Sr. Constance Elizabeth Murphy, the oldest nun at the Sisters of St. John the Divine (SSJD) convent in Toronto died peacefully on Aug. 2, 2013, after a long life of devoted service, both as a teacher to the young and as a minister and advocate for the elderly. She was 109.
Sr. Constance was born in Baltimore, Maryland, in 1904 into a family of high achievers. One of her grandfathers was editor of the Afro-American newspaper, which he founded in 1892, and is still in operation today. In 1928, Sr. Constance earned an education degree from the University of Pennsylvania and taught school in Baltimore until 1932.
She travelled to Toronto to enter the SSJD convent in 1933, in part because her family was against the idea of her becoming a nun. She became a sister in 1936, then went on to be a teacher, first in special education in Aurora, Ont., and then at the Qu’Appelle Diocesan School in Regina, where she eventually became head mistress.
Sr. Beryl Stone of SSJD came to the school during those years as a 13-year-old girl. When she arrived, Sr. Constance was the first sister she saw. “She was in motion, hurrying somewhere, with her arms full of books and papers,” Sr. Beryl recalls, adding that she felt drawn to her from the start. Sr. Constance taught a broad range of subjects, such as algebra, geometry, scripture, history and literature, including Kipling and Shakespeare. Sr. Beryl, who later became a teacher at the school, said she was influenced by Sr. Constance’s methods and approaches to subjects.
Their paths crossed again when Sr. Beryl came to SSJD as an uncertain and anxious novice. At that time, the sisters were not allowed to converse with the novices. But when they saw each other, “Sr. Constance would give me a smile that said, ‘This is great what we’re doing…’ It sort of gave me confidence and a share of her purpose, which was rolling on,” Sr. Beryl told the Journal. “As a sister, I had to find my own way,” she said, but “I’m sure she laid down many of the ways that I followed.”
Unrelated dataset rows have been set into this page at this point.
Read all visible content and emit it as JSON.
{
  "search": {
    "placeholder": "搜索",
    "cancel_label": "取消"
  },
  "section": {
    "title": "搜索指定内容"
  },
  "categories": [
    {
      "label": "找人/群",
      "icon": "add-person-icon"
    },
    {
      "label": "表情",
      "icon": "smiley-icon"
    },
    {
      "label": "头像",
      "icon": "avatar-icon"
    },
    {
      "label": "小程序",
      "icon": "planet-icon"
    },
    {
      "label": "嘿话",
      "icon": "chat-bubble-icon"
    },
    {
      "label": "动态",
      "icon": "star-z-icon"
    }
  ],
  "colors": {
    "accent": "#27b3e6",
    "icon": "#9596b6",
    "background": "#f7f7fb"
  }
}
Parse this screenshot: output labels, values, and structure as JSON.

She added that while Sr. Constance might have seemed like a very serious person, “She was playful. She loved games.”
In 1958, Sr. Constance began a new ministry when she was posted to the Church Home for the Aged in Toronto, where she served until 1972. She also served as chapel co-ordinator at the Castleview Wychwood Towers home for the aged in Toronto; as chair person for the diocese of Toronto committee on the elderly, and later, as diocesan co-ordinator, volunteer and pastoral visitor at St. Hilda’s Towers, a retirement residence. When she was 72 years old, she decided to get her master’s in adult education with a certificate in gerontology from the University of Michigan
Sr. Elizabeth Ann Eckert of SSJD describes her as “a woman of incredible energy, going from morning to night…She was a woman who was always wanting to do for others, so she’d be going to visit the elderly and making things to take with her, cutting out poems or helpful words, things that she could give away to people that they would find helpful.” Sr. Elizabeth added that when Sr. Constance was 98 or 99, she fell and broke her heel. She was “rather cross” afterward when Sr. Elizabeth, as the sister in charge of the house, had to insist that she let someone drive her to her destination or at least to the subway instead of going on her own, alone.
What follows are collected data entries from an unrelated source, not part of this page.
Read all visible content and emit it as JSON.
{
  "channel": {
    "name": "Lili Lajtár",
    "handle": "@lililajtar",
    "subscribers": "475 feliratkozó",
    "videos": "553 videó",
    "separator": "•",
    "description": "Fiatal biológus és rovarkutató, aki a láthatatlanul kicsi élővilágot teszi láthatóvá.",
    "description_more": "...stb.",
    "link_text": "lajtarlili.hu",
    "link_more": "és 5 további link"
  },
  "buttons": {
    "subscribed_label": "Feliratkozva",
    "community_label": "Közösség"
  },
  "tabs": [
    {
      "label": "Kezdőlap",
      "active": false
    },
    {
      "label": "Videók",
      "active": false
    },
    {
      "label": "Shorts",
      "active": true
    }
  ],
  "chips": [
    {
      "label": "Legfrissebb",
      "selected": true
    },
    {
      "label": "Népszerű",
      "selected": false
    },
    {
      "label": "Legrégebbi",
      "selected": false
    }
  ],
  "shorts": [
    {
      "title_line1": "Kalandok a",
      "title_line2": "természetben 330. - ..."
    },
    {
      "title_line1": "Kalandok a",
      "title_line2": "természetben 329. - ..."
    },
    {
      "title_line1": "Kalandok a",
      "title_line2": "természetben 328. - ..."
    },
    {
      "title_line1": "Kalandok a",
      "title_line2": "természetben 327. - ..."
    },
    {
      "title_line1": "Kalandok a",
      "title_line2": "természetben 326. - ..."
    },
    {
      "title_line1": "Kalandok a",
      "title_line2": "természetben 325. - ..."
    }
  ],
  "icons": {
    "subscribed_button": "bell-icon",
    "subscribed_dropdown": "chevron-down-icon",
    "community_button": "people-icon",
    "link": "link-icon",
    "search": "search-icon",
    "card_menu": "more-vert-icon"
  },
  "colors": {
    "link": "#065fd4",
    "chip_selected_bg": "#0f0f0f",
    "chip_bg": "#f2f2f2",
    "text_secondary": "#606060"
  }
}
When she celebrated her 105th birthday, U.S. President Barack Obama sent her a congratulatory letter. Although Sr. Constance didn’t focus on issues of race, Sr. Elizabeth Ann recalled that “she was so pleased on [Obama’s] election. It was something that she and we never thought possible in her lifetime. If there was any sort of black pride in her, it came out just then.”
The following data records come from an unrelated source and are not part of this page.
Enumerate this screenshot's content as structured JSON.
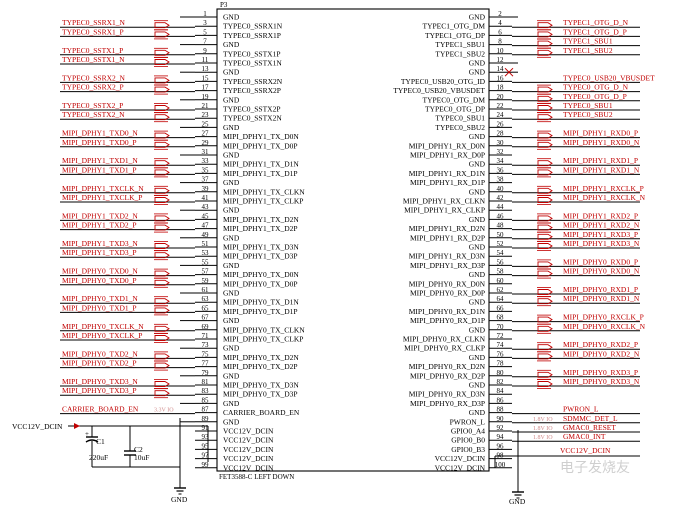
{
  "component": {
    "designator": "P3",
    "part_name": "FET3588-C LEFT DOWN"
  },
  "left_pins": [
    {
      "num": "1",
      "name": "GND",
      "net": ""
    },
    {
      "num": "3",
      "name": "TYPEC0_SSRX1N",
      "net": "TYPEC0_SSRX1_N",
      "flag": true
    },
    {
      "num": "5",
      "name": "TYPEC0_SSRX1P",
      "net": "TYPEC0_SSRX1_P",
      "flag": true
    },
    {
      "num": "7",
      "name": "GND",
      "net": ""
    },
    {
      "num": "9",
      "name": "TYPEC0_SSTX1P",
      "net": "TYPEC0_SSTX1_P",
      "flag": true
    },
    {
      "num": "11",
      "name": "TYPEC0_SSTX1N",
      "net": "TYPEC0_SSTX1_N",
      "flag": true
    },
    {
      "num": "13",
      "name": "GND",
      "net": ""
    },
    {
      "num": "15",
      "name": "TYPEC0_SSRX2N",
      "net": "TYPEC0_SSRX2_N",
      "flag": true
    },
    {
      "num": "17",
      "name": "TYPEC0_SSRX2P",
      "net": "TYPEC0_SSRX2_P",
      "flag": true
    },
    {
      "num": "19",
      "name": "GND",
      "net": ""
    },
    {
      "num": "21",
      "name": "TYPEC0_SSTX2P",
      "net": "TYPEC0_SSTX2_P",
      "flag": true
    },
    {
      "num": "23",
      "name": "TYPEC0_SSTX2N",
      "net": "TYPEC0_SSTX2_N",
      "flag": true
    },
    {
      "num": "25",
      "name": "GND",
      "net": ""
    },
    {
      "num": "27",
      "name": "MIPI_DPHY1_TX_D0N",
      "net": "MIPI_DPHY1_TXD0_N",
      "flag": true
    },
    {
      "num": "29",
      "name": "MIPI_DPHY1_TX_D0P",
      "net": "MIPI_DPHY1_TXD0_P",
      "flag": true
    },
    {
      "num": "31",
      "name": "GND",
      "net": ""
    },
    {
      "num": "33",
      "name": "MIPI_DPHY1_TX_D1N",
      "net": "MIPI_DPHY1_TXD1_N",
      "flag": true
    },
    {
      "num": "35",
      "name": "MIPI_DPHY1_TX_D1P",
      "net": "MIPI_DPHY1_TXD1_P",
      "flag": true
    },
    {
      "num": "37",
      "name": "GND",
      "net": ""
    },
    {
      "num": "39",
      "name": "MIPI_DPHY1_TX_CLKN",
      "net": "MIPI_DPHY1_TXCLK_N",
      "flag": true
    },
    {
      "num": "41",
      "name": "MIPI_DPHY1_TX_CLKP",
      "net": "MIPI_DPHY1_TXCLK_P",
      "flag": true
    },
    {
      "num": "43",
      "name": "GND",
      "net": ""
    },
    {
      "num": "45",
      "name": "MIPI_DPHY1_TX_D2N",
      "net": "MIPI_DPHY1_TXD2_N",
      "flag": true
    },
    {
      "num": "47",
      "name": "MIPI_DPHY1_TX_D2P",
      "net": "MIPI_DPHY1_TXD2_P",
      "flag": true
    },
    {
      "num": "49",
      "name": "GND",
      "net": ""
    },
    {
      "num": "51",
      "name": "MIPI_DPHY1_TX_D3N",
      "net": "MIPI_DPHY1_TXD3_N",
      "flag": true
    },
    {
      "num": "53",
      "name": "MIPI_DPHY1_TX_D3P",
      "net": "MIPI_DPHY1_TXD3_P",
      "flag": true
    },
    {
      "num": "55",
      "name": "GND",
      "net": ""
    },
    {
      "num": "57",
      "name": "MIPI_DPHY0_TX_D0N",
      "net": "MIPI_DPHY0_TXD0_N",
      "flag": true
    },
    {
      "num": "59",
      "name": "MIPI_DPHY0_TX_D0P",
      "net": "MIPI_DPHY0_TXD0_P",
      "flag": true
    },
    {
      "num": "61",
      "name": "GND",
      "net": ""
    },
    {
      "num": "63",
      "name": "MIPI_DPHY0_TX_D1N",
      "net": "MIPI_DPHY0_TXD1_N",
      "flag": true
    },
    {
      "num": "65",
      "name": "MIPI_DPHY0_TX_D1P",
      "net": "MIPI_DPHY0_TXD1_P",
      "flag": true
    },
    {
      "num": "67",
      "name": "GND",
      "net": ""
    },
    {
      "num": "69",
      "name": "MIPI_DPHY0_TX_CLKN",
      "net": "MIPI_DPHY0_TXCLK_N",
      "flag": true
    },
    {
      "num": "71",
      "name": "MIPI_DPHY0_TX_CLKP",
      "net": "MIPI_DPHY0_TXCLK_P",
      "flag": true
    },
    {
      "num": "73",
      "name": "GND",
      "net": ""
    },
    {
      "num": "75",
      "name": "MIPI_DPHY0_TX_D2N",
      "net": "MIPI_DPHY0_TXD2_N",
      "flag": true
    },
    {
      "num": "77",
      "name": "MIPI_DPHY0_TX_D2P",
      "net": "MIPI_DPHY0_TXD2_P",
      "flag": true
    },
    {
      "num": "79",
      "name": "GND",
      "net": ""
    },
    {
      "num": "81",
      "name": "MIPI_DPHY0_TX_D3N",
      "net": "MIPI_DPHY0_TXD3_N",
      "flag": true
    },
    {
      "num": "83",
      "name": "MIPI_DPHY0_TX_D3P",
      "net": "MIPI_DPHY0_TXD3_P",
      "flag": true
    },
    {
      "num": "85",
      "name": "GND",
      "net": ""
    },
    {
      "num": "87",
      "name": "CARRIER_BOARD_EN",
      "net": "CARRIER_BOARD_EN",
      "tag": "3.3V IO"
    },
    {
      "num": "89",
      "name": "GND",
      "net": ""
    },
    {
      "num": "91",
      "name": "VCC12V_DCIN",
      "net": ""
    },
    {
      "num": "93",
      "name": "VCC12V_DCIN",
      "net": ""
    },
    {
      "num": "95",
      "name": "VCC12V_DCIN",
      "net": ""
    },
    {
      "num": "97",
      "name": "VCC12V_DCIN",
      "net": ""
    },
    {
      "num": "99",
      "name": "VCC12V_DCIN",
      "net": ""
    }
  ],
  "right_pins": [
    {
      "num": "2",
      "name": "GND",
      "net": ""
    },
    {
      "num": "4",
      "name": "TYPEC1_OTG_DM",
      "net": "TYPEC1_OTG_D_N",
      "flag": true
    },
    {
      "num": "6",
      "name": "TYPEC1_OTG_DP",
      "net": "TYPEC1_OTG_D_P",
      "flag": true
    },
    {
      "num": "8",
      "name": "TYPEC1_SBU1",
      "net": "TYPEC1_SBU1",
      "flag": true
    },
    {
      "num": "10",
      "name": "TYPEC1_SBU2",
      "net": "TYPEC1_SBU2",
      "flag": true
    },
    {
      "num": "12",
      "name": "GND",
      "net": ""
    },
    {
      "num": "14",
      "name": "GND",
      "net": "",
      "nc": true
    },
    {
      "num": "16",
      "name": "TYPEC0_USB20_OTG_ID",
      "net": "TYPEC0_USB20_VBUSDET",
      "cross": true
    },
    {
      "num": "18",
      "name": "TYPEC0_USB20_VBUSDET",
      "net": "TYPEC0_OTG_D_N",
      "flag": true
    },
    {
      "num": "20",
      "name": "TYPEC0_OTG_DM",
      "net": "TYPEC0_OTG_D_P",
      "flag": true
    },
    {
      "num": "22",
      "name": "TYPEC0_OTG_DP",
      "net": "TYPEC0_SBU1",
      "flag": true
    },
    {
      "num": "24",
      "name": "TYPEC0_SBU1",
      "net": "TYPEC0_SBU2",
      "flag": true
    },
    {
      "num": "26",
      "name": "TYPEC0_SBU2",
      "net": ""
    },
    {
      "num": "28",
      "name": "GND",
      "net": "MIPI_DPHY1_RXD0_P",
      "flag": true
    },
    {
      "num": "30",
      "name": "MIPI_DPHY1_RX_D0N",
      "net": "MIPI_DPHY1_RXD0_N",
      "flag": true
    },
    {
      "num": "32",
      "name": "MIPI_DPHY1_RX_D0P",
      "net": ""
    },
    {
      "num": "34",
      "name": "GND",
      "net": "MIPI_DPHY1_RXD1_P",
      "flag": true
    },
    {
      "num": "36",
      "name": "MIPI_DPHY1_RX_D1N",
      "net": "MIPI_DPHY1_RXD1_N",
      "flag": true
    },
    {
      "num": "38",
      "name": "MIPI_DPHY1_RX_D1P",
      "net": ""
    },
    {
      "num": "40",
      "name": "GND",
      "net": "MIPI_DPHY1_RXCLK_P",
      "flag": true
    },
    {
      "num": "42",
      "name": "MIPI_DPHY1_RX_CLKN",
      "net": "MIPI_DPHY1_RXCLK_N",
      "flag": true
    },
    {
      "num": "44",
      "name": "MIPI_DPHY1_RX_CLKP",
      "net": ""
    },
    {
      "num": "46",
      "name": "GND",
      "net": "MIPI_DPHY1_RXD2_P",
      "flag": true
    },
    {
      "num": "48",
      "name": "MIPI_DPHY1_RX_D2N",
      "net": "MIPI_DPHY1_RXD2_N",
      "flag": true
    },
    {
      "num": "50",
      "name": "MIPI_DPHY1_RX_D2P",
      "net": "MIPI_DPHY1_RXD3_P",
      "flag": true
    },
    {
      "num": "52",
      "name": "GND",
      "net": "MIPI_DPHY1_RXD3_N",
      "flag": true
    },
    {
      "num": "54",
      "name": "MIPI_DPHY1_RX_D3N",
      "net": ""
    },
    {
      "num": "56",
      "name": "MIPI_DPHY1_RX_D3P",
      "net": "MIPI_DPHY0_RXD0_P",
      "flag": true
    },
    {
      "num": "58",
      "name": "GND",
      "net": "MIPI_DPHY0_RXD0_N",
      "flag": true
    },
    {
      "num": "60",
      "name": "MIPI_DPHY0_RX_D0N",
      "net": ""
    },
    {
      "num": "62",
      "name": "MIPI_DPHY0_RX_D0P",
      "net": "MIPI_DPHY0_RXD1_P",
      "flag": true
    },
    {
      "num": "64",
      "name": "GND",
      "net": "MIPI_DPHY0_RXD1_N",
      "flag": true
    },
    {
      "num": "66",
      "name": "MIPI_DPHY0_RX_D1N",
      "net": ""
    },
    {
      "num": "68",
      "name": "MIPI_DPHY0_RX_D1P",
      "net": "MIPI_DPHY0_RXCLK_P",
      "flag": true
    },
    {
      "num": "70",
      "name": "GND",
      "net": "MIPI_DPHY0_RXCLK_N",
      "flag": true
    },
    {
      "num": "72",
      "name": "MIPI_DPHY0_RX_CLKN",
      "net": ""
    },
    {
      "num": "74",
      "name": "MIPI_DPHY0_RX_CLKP",
      "net": "MIPI_DPHY0_RXD2_P",
      "flag": true
    },
    {
      "num": "76",
      "name": "GND",
      "net": "MIPI_DPHY0_RXD2_N",
      "flag": true
    },
    {
      "num": "78",
      "name": "MIPI_DPHY0_RX_D2N",
      "net": ""
    },
    {
      "num": "80",
      "name": "MIPI_DPHY0_RX_D2P",
      "net": "MIPI_DPHY0_RXD3_P",
      "flag": true
    },
    {
      "num": "82",
      "name": "GND",
      "net": "MIPI_DPHY0_RXD3_N",
      "flag": true
    },
    {
      "num": "84",
      "name": "MIPI_DPHY0_RX_D3N",
      "net": ""
    },
    {
      "num": "86",
      "name": "MIPI_DPHY0_RX_D3P",
      "net": ""
    },
    {
      "num": "88",
      "name": "GND",
      "net": "PWRON_L"
    },
    {
      "num": "90",
      "name": "PWRON_L",
      "net": "SDMMC_DET_L",
      "tag": "1.8V IO"
    },
    {
      "num": "92",
      "name": "GPIO0_A4",
      "net": "GMAC0_RESET",
      "tag": "1.8V IO"
    },
    {
      "num": "94",
      "name": "GPIO0_B0",
      "net": "GMAC0_INT",
      "tag": "1.8V IO"
    },
    {
      "num": "96",
      "name": "GPIO0_B3",
      "net": ""
    },
    {
      "num": "98",
      "name": "VCC12V_DCIN",
      "net": ""
    },
    {
      "num": "100",
      "name": "VCC12V_DCIN",
      "net": ""
    }
  ],
  "power": {
    "left_net": "VCC12V_DCIN",
    "right_net": "VCC12V_DCIN",
    "gnd_label_left": "GND",
    "gnd_label_right": "GND"
  },
  "capacitors": [
    {
      "ref": "C1",
      "value": "220uF"
    },
    {
      "ref": "C2",
      "value": "10uF"
    }
  ],
  "watermark": "电子发烧友"
}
The Rev. Canon Derwyn Shea, rector at St. Hilda’s Towers in Toronto, said she got to know all the residents and continued to visit and minister to everybody until she was too physically weak to continue. “She was a jewel. She was always giving, always caring, always selfless,” he said, following an Aug. 7 eucharist service at the residence celebrating her life. “She understood aging. She understood the challenges in our society of ageism and was very impatient with it and very outspoken.”
In a 1977 interview with the Anglican Journal‘s predecessor the Canadian Churchman, Sr. Constance spoke about the importance of seniors staying active -physically, mentally and spiritually. “They must use their strength to fight the picture that an elderly person is a non-person…the elderly should use all that they have gained through experience. Second or even third careers can be taken by old people, through volunteer work or through higher education.”
Shea added that Sr. Constance was “a true advocate for living life to the fullest for as long as one lives until God calls us home.” But in recent years, Shea said, she sometimes wondered why God hadn’t called her home yet. “She really was quite ready for the Communion of Saints,” he said.
Sr. Constance was installed as a canon of St. James Cathedral in Toronto in 2004. Her funeral service will be held there on Saturday, Aug. 10 at 10:30 a.m. Archbishop Colin Johnson will be the celebrant and the Rev. Bill Whitlaw of Holy Trinity, Eaton Square will be the homilist.
Editor’s note: One paragraph about Sr. Constance’s letter from U.S. President Barack Obama has been added to the original version of the story.